A remarkable film about one of the biggest tragedies in history: In a compelling manner, the film maker, David Fisher,
manages to lucidly and efficiently combine an emotional family story with elements of universal questions
in a surprisingly light and charming way – taking us all on a memorable and touching journey.
— Jury citation for Best Documentary Award, 2012

- Kraków Film Festival 2012 - won Silver Horn for the Director of the Best Feature Length Documentary .
- Doxa Film Festival Vancouver 2012 - Honorable Mention.
- Muestra Film Festival Bogotá, Colombia 2012.

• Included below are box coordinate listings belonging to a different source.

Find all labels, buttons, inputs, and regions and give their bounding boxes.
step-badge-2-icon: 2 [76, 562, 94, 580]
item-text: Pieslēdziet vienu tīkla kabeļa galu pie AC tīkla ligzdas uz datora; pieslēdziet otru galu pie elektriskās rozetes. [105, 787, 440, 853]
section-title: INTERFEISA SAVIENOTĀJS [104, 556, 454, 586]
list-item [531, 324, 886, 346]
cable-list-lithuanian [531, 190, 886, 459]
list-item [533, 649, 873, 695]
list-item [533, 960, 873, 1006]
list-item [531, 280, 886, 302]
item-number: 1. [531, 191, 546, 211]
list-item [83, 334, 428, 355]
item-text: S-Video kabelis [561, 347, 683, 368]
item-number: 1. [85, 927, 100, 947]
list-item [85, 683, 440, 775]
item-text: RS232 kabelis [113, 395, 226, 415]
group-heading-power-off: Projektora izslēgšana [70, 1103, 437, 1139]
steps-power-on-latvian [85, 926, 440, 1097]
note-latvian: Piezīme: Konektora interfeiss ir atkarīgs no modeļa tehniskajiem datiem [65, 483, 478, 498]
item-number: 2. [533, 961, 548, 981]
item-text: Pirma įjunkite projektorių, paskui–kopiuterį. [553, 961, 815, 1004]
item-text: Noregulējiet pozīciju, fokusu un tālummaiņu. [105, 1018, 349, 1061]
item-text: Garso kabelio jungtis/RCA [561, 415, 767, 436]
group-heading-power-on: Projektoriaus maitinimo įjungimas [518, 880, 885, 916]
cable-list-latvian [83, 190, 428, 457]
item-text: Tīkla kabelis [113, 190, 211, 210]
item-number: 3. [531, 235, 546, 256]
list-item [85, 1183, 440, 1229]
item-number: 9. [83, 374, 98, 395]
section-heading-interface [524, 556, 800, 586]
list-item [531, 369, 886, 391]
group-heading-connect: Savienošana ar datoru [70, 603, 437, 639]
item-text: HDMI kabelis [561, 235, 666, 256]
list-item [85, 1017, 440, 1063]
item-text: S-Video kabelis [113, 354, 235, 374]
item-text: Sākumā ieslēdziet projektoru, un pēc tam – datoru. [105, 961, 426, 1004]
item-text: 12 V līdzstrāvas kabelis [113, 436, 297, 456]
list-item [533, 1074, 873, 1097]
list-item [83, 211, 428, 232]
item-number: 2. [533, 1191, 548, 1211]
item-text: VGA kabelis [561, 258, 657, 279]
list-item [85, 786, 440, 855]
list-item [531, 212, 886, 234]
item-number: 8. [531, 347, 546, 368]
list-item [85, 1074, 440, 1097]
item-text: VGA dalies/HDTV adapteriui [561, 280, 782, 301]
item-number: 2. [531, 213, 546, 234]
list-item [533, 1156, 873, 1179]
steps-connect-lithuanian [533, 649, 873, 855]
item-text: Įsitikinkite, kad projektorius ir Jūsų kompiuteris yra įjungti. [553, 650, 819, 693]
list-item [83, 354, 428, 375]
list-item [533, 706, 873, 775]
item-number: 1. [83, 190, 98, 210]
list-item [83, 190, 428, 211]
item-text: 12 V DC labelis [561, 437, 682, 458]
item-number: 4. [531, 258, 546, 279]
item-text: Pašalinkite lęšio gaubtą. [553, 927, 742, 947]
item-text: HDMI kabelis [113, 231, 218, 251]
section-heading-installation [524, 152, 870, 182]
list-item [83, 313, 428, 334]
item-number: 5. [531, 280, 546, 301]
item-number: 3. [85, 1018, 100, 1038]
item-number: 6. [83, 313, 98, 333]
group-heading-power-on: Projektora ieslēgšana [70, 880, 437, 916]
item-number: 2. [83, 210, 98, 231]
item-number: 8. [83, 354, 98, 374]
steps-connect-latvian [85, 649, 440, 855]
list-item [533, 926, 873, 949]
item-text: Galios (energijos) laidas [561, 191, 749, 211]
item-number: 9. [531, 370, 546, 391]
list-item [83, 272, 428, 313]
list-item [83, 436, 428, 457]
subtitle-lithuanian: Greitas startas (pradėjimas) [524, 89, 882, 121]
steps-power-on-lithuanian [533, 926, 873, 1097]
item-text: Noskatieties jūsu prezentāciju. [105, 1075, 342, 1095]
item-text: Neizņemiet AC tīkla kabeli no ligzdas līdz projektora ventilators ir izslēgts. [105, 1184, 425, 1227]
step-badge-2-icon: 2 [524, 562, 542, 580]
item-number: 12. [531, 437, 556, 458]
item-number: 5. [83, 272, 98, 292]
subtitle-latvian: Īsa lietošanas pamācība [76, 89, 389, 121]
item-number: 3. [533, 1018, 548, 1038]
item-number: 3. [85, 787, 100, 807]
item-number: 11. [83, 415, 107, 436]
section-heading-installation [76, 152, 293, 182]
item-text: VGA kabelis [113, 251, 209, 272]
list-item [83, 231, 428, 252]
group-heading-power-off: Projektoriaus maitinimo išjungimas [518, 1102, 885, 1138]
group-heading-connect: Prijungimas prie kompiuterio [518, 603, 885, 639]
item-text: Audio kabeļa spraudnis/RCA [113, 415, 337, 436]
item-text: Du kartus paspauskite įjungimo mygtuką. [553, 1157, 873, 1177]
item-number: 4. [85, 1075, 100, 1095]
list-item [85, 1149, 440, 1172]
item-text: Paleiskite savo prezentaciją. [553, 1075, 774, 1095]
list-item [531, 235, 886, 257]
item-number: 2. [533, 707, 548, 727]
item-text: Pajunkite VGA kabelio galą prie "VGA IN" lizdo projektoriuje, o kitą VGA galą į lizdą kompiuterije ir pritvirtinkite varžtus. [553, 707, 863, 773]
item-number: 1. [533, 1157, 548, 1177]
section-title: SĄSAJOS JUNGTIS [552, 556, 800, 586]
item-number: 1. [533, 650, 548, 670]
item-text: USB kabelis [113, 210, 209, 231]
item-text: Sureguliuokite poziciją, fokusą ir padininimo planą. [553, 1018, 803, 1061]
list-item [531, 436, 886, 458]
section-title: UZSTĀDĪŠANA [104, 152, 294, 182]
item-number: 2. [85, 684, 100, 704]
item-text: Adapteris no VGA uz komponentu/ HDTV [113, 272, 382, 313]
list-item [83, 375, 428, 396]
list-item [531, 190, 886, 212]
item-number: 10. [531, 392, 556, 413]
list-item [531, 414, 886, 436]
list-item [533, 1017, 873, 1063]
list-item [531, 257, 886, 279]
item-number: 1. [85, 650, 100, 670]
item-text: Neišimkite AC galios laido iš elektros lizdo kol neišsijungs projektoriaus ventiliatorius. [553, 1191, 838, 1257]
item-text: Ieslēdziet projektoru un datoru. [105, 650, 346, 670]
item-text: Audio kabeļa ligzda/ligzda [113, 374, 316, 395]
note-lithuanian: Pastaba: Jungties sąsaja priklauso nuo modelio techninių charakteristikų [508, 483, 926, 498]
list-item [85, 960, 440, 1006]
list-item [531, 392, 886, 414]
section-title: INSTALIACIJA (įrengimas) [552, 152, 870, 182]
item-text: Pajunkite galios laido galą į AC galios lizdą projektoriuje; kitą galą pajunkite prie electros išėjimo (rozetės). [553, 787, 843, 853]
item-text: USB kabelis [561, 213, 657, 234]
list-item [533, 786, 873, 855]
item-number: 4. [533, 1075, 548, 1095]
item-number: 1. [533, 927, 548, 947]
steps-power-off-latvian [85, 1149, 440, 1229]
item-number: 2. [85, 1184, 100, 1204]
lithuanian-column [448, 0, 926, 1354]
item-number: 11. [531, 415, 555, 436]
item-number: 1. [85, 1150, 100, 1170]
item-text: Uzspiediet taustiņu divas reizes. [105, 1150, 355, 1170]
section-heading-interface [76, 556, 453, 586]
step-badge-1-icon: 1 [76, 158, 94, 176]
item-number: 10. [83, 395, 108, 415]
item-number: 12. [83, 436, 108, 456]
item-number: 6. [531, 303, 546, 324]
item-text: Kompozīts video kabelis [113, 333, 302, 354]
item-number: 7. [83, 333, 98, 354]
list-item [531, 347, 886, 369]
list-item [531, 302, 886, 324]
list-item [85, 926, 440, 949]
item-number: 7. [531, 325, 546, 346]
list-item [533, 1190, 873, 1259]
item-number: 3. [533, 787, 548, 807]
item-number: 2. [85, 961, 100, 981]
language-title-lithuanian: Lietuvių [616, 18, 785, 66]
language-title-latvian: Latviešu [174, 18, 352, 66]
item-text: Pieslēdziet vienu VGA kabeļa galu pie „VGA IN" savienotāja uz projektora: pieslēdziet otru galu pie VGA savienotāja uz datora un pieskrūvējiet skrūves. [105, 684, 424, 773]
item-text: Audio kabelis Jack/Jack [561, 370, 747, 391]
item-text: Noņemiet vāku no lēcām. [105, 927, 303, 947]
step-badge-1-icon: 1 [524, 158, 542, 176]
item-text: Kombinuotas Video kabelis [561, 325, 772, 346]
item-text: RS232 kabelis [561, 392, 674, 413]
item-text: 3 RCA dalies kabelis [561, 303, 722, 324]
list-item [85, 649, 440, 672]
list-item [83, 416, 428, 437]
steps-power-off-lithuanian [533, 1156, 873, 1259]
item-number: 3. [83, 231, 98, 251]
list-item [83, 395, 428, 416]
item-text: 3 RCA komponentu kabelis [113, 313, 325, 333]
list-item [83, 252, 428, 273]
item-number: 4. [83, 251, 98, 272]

- Minsk International Film Festival 2012
- Exground Film Fest Wiesbaden, Germany 2012
- Seattle International Film Festival 2012
- Louisville International Film Festival (LIFF) 2012
- Cork Film Festival, Ireland 2012
- Macon Film Festival, Georgia, US 2013
- Jewish and Israeli film festivals: San Francisco 2012, Berlin 2012 - won Best German film with Jewish content award, Toronto 2012, Rome and Milan 2012, Palm Beach 2012, Boston, Philadelphia, Virginia, Pittsburgh, Minneapolis, Melbourne, Hong Kong, London.
In 2012 the film won the Israeli Ministry of Culture and Sport award for works in the field of Zionism.

== Critical review ==
Rotten Tomatoes gives the film a score of 90% based on ten reviews.
Metacritic gives the film an average score of 52 out of 100, based on five reviews.